Es entspricht deshalb der Logik der Bilder, wenn Parzival bei der vierten Begegnung Sigune nur noch tot vorfindet, wie zum Gebet in die Knie gesunken.25 Parzival lässt den Stein des Sarges aufheben und Sigune zu dem unverwesten Leib Schionatulanders legen. Während ihm so das Bild entschwindet, das ihn auf seinem bisherigen Entwicklungsweg begleitete, hat sich ihm die Gebärde Sigunes verwandelt. Nicht mehr die leidende und trauernde Seele, die den Tod trägt, steht ihm vor Augen, sondern die Gralsträgerin, der Inbegriff der Freude, Repanse de Schoye.26

Der Rote Ritter
Ein eigennütziger Fischer

Kehren wir zurück zu der ersten Begegnung mit Sigune, nachdem der Knabe mit seinen anfänglichen Schritten in die Welt sein erstes Unheil angerichtet hat. Parzival ist zunächst weit entfernt davon, sich irgendeiner Schuld bewusst zu sein, und auch der «in seinem Namen» getötete Ritter in den Armen der Jungfrau hält ihn nicht etwa zur Selbstbesinnung an, sondern befeuert seinen stürmischen Tatendrang noch zusätzlich. Es drängt ihn nach Rache: «‹Wenn ich das rächen kann, so will ich es gern vollbringen.› Da zog es ihn unversehens in den Kampf (dô was im gein dem strîte gâch).» Sigune weist ihm aber einen falschen Weg. Das Schicksal meint es gut mit ihm; in seinem blinden Kampfeseifer wäre er sonst ins sichere Verderben gelaufen.

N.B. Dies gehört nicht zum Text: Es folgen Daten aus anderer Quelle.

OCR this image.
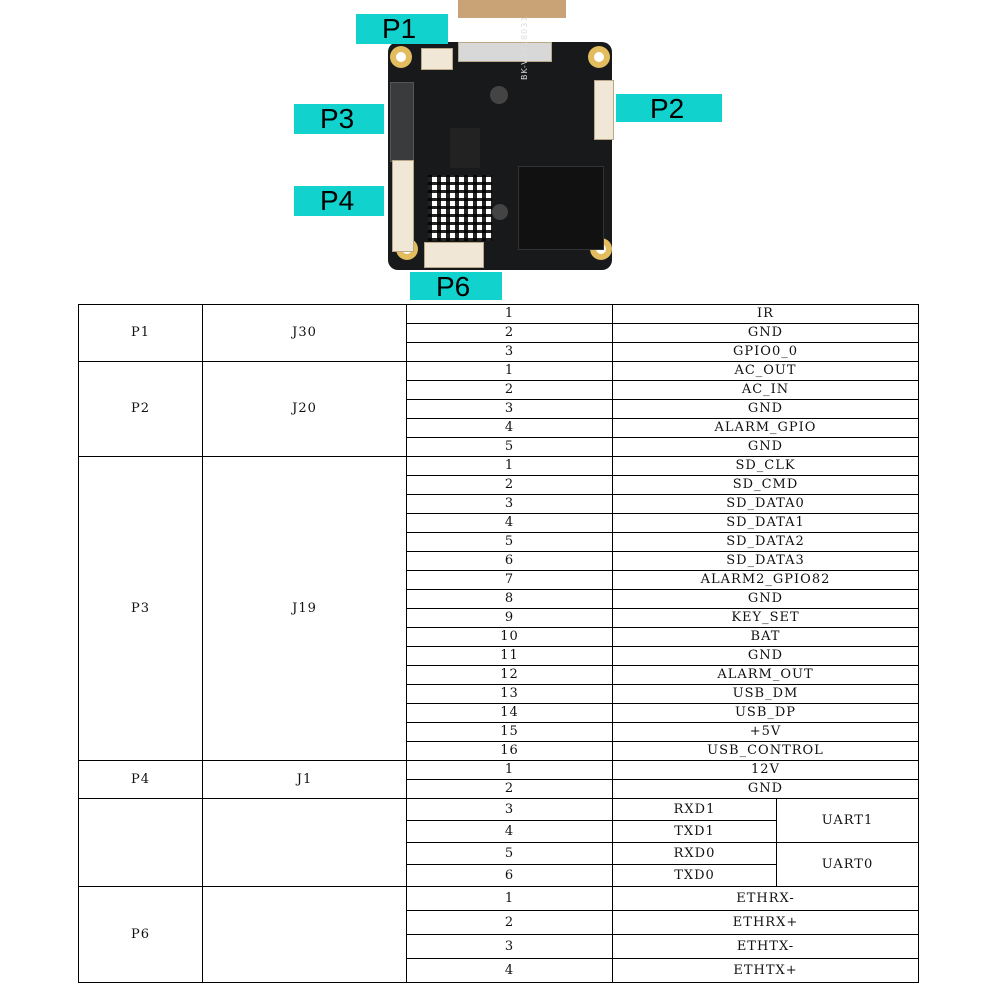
BK-V2018031
P1
P2
P3
P4
P6
P1	J30	1	IR	
		2	GND	
		3	GPIO0_0	
P2	J20	1	AC_OUT	
		2	AC_IN	
		3	GND	
		4	ALARM_GPIO	
		5	GND	
P3	J19	1	SD_CLK	
		2	SD_CMD	
		3	SD_DATA0	
		4	SD_DATA1	
		5	SD_DATA2	
		6	SD_DATA3	
		7	ALARM2_GPIO82	
		8	GND	
		9	KEY_SET	
		10	BAT	
		11	GND	
		12	ALARM_OUT	
		13	USB_DM	
		14	USB_DP	
		15	+5V	
		16	USB_CONTROL	
P4	J1	1	12V	
		2	GND	
		3	RXD1	UART1
		4	TXD1	
		5	RXD0	UART0
		6	TXD0	
P6		1	ETHRX-	
		2	ETHRX+	
		3	ETHTX-	
		4	ETHTX+	
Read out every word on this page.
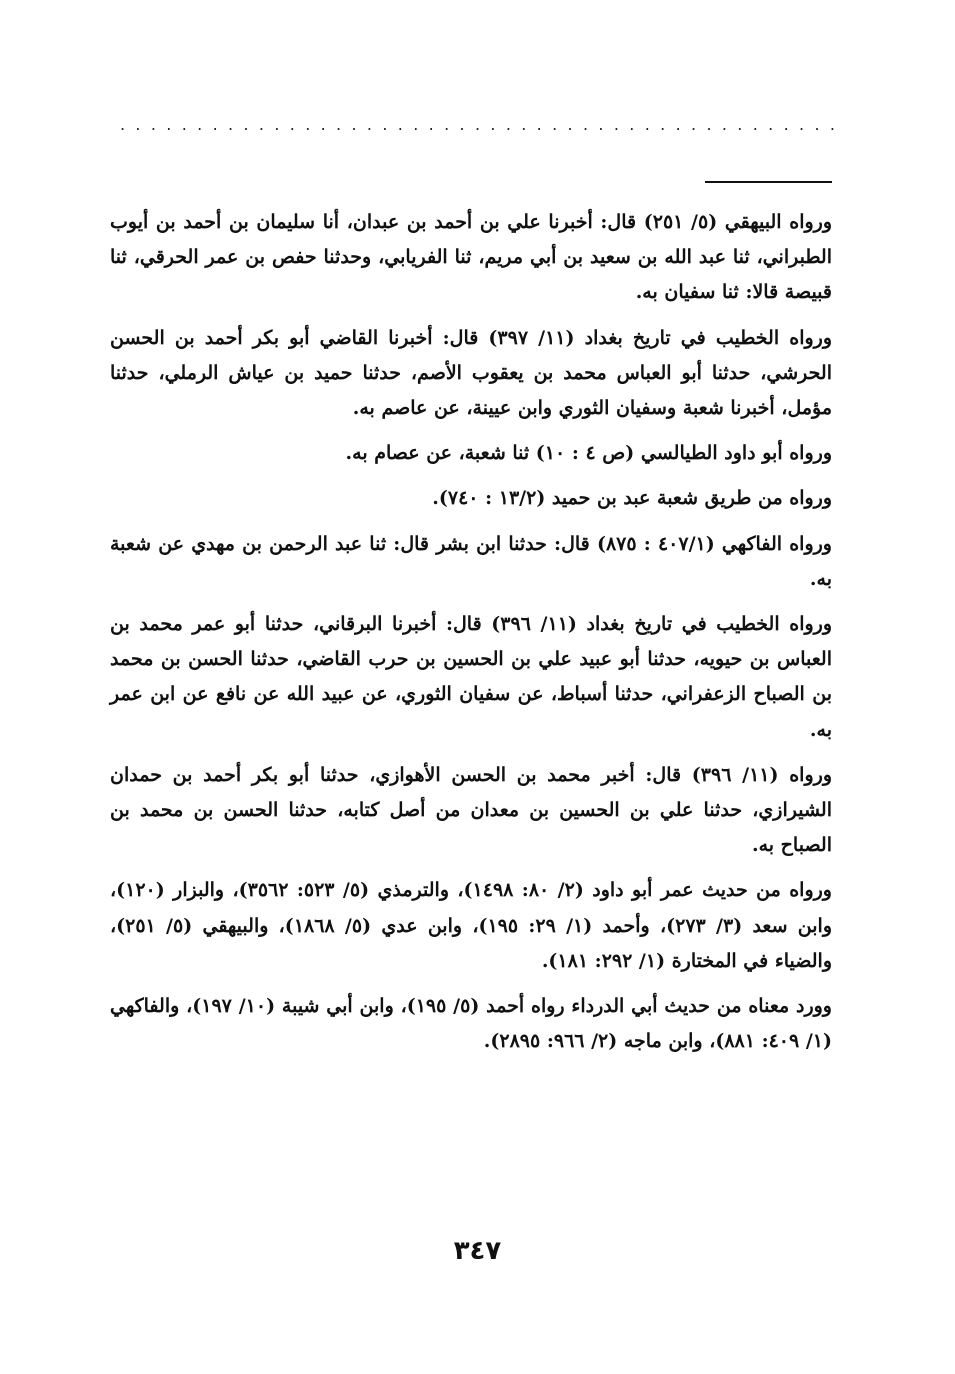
. . . . . . . . . . . . . . . . . . . . . . . . . . . . . . . . . . . . . . . . . . . . . . .

ورواه البيهقي (٥/ ٢٥١) قال: أخبرنا علي بن أحمد بن عبدان، أنا سليمان بن أحمد بن أيوب الطبراني، ثنا عبد الله بن سعيد بن أبي مريم، ثنا الفريابي، وحدثنا حفص بن عمر الحرقي، ثنا قبيصة قالا: ثنا سفيان به.

ورواه الخطيب في تاريخ بغداد (١١/ ٣٩٧) قال: أخبرنا القاضي أبو بكر أحمد بن الحسن الحرشي، حدثنا أبو العباس محمد بن يعقوب الأصم، حدثنا حميد بن عياش الرملي، حدثنا مؤمل، أخبرنا شعبة وسفيان الثوري وابن عيينة، عن عاصم به.

ورواه أبو داود الطيالسي (ص ٤ : ١٠) ثنا شعبة، عن عصام به.

ورواه من طريق شعبة عبد بن حميد (١٣/٢ : ٧٤٠).

ورواه الفاكهي (٤٠٧/١ : ٨٧٥) قال: حدثنا ابن بشر قال: ثنا عبد الرحمن بن مهدي عن شعبة به.

ورواه الخطيب في تاريخ بغداد (١١/ ٣٩٦) قال: أخبرنا البرقاني، حدثنا أبو عمر محمد بن العباس بن حيويه، حدثنا أبو عبيد علي بن الحسين بن حرب القاضي، حدثنا الحسن بن محمد بن الصباح الزعفراني، حدثنا أسباط، عن سفيان الثوري، عن عبيد الله عن نافع عن ابن عمر به.

ورواه (١١/ ٣٩٦) قال: أخبر محمد بن الحسن الأهوازي، حدثنا أبو بكر أحمد بن حمدان الشيرازي، حدثنا علي بن الحسين بن معدان من أصل كتابه، حدثنا الحسن بن محمد بن الصباح به.

ورواه من حديث عمر أبو داود (٢/ ٨٠: ١٤٩٨)، والترمذي (٥/ ٥٢٣: ٣٥٦٢)، والبزار (١٢٠)، وابن سعد (٣/ ٢٧٣)، وأحمد (١/ ٢٩: ١٩٥)، وابن عدي (٥/ ١٨٦٨)، والبيهقي (٥/ ٢٥١)، والضياء في المختارة (١/ ٢٩٢: ١٨١).

وورد معناه من حديث أبي الدرداء رواه أحمد (٥/ ١٩٥)، وابن أبي شيبة (١٠/ ١٩٧)، والفاكهي (١/ ٤٠٩: ٨٨١)، وابن ماجه (٢/ ٩٦٦: ٢٨٩٥).

٣٤٧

Parzival reitet nun den ganzen Tag auf seinem Klepper und in Narrenkleidung, artig jeden grüßend, der ihm begegnet, stets mit der Erklärung, dies habe ihm seine Mutter geraten. So kommt er am Abend müde und hungrig zum Haus eines Fischers. Von dem erwartet er nicht nur, dass er ihn zur Nacht beherbergt, sondern auch, dass er ihm den Weg zum Artushof zeigt. Die Szene weist hiermit auf die Zukunft, nämlich auf den Ritt zur Gralsburg, auf dem er auch am späten Abend von einem Fischer, der ihn dann beherbergt, den Weg gewiesen bekommt. Sie ruft uns aber auch den Vortag in Erinnerung, an dem er den «Rat» der Mutter treu befolgte und einen ganzen Tag am Flussufer entlangritt, um das dunkle Wasser zu meiden, bis er eine «helle Furt» fand. Der Fischer holt ja seinen Fang aus unergründlichen Tiefen, allerdings lässt Wolfram keinen Zweifel daran, aus welchen dunklen Untiefen der Fischer schöpft, der Parzival den Weg zum Artushof zeigen soll: aus egoistischen Instinkten. Er ist böse (ein arger wirt), an ihm ist kein gutes Haar. Allein der Hunger zwingt Parzival zur Einkehr. Aber der Wirt ist hart: «‹Ich gäbe Euch nicht ein halbes Brot, auch nicht nach dreißig Jahren.›» Und dann offenbart er ihm die inneren Triebkräfte seines Handelns: «‹Ich sorge mich um niemanden als um mich selbst, danach um meine Kinder.›» Da zeigt sich unverhüllt die Habgier, die sich in den Blutsbindungen zum Familienegoismus weitet. Sie lebt auf Kosten anderer. «‹Ihr kommt mir heute nicht hier herein. Hättet Ihr Geld oder ein Pfand, dann wäre ich bereit Euch aufzunehmen.›» Wie verschafft sich Parzival nun Zugang zu dieser Gesellschaft, womit befriedigt er die Bedürfnisse des Fischers? Mit der Spange, der Beute seines Raubes an Jeschute, mit dem er eine menschliche Beziehung, genau genommen eine familiäre Bindung, zerstört hat. «Als der Dörfler das sah, da lachte sein Mund …» – durch dieses «Wunder» also kommt Parzival in die Gesellschaft des Königs Artus: «‹ich pringe dich durch wunder für des künges tavelrunder.›» Das ist, wie man unschwer erkennt, wahrlich keine «lautere Furt».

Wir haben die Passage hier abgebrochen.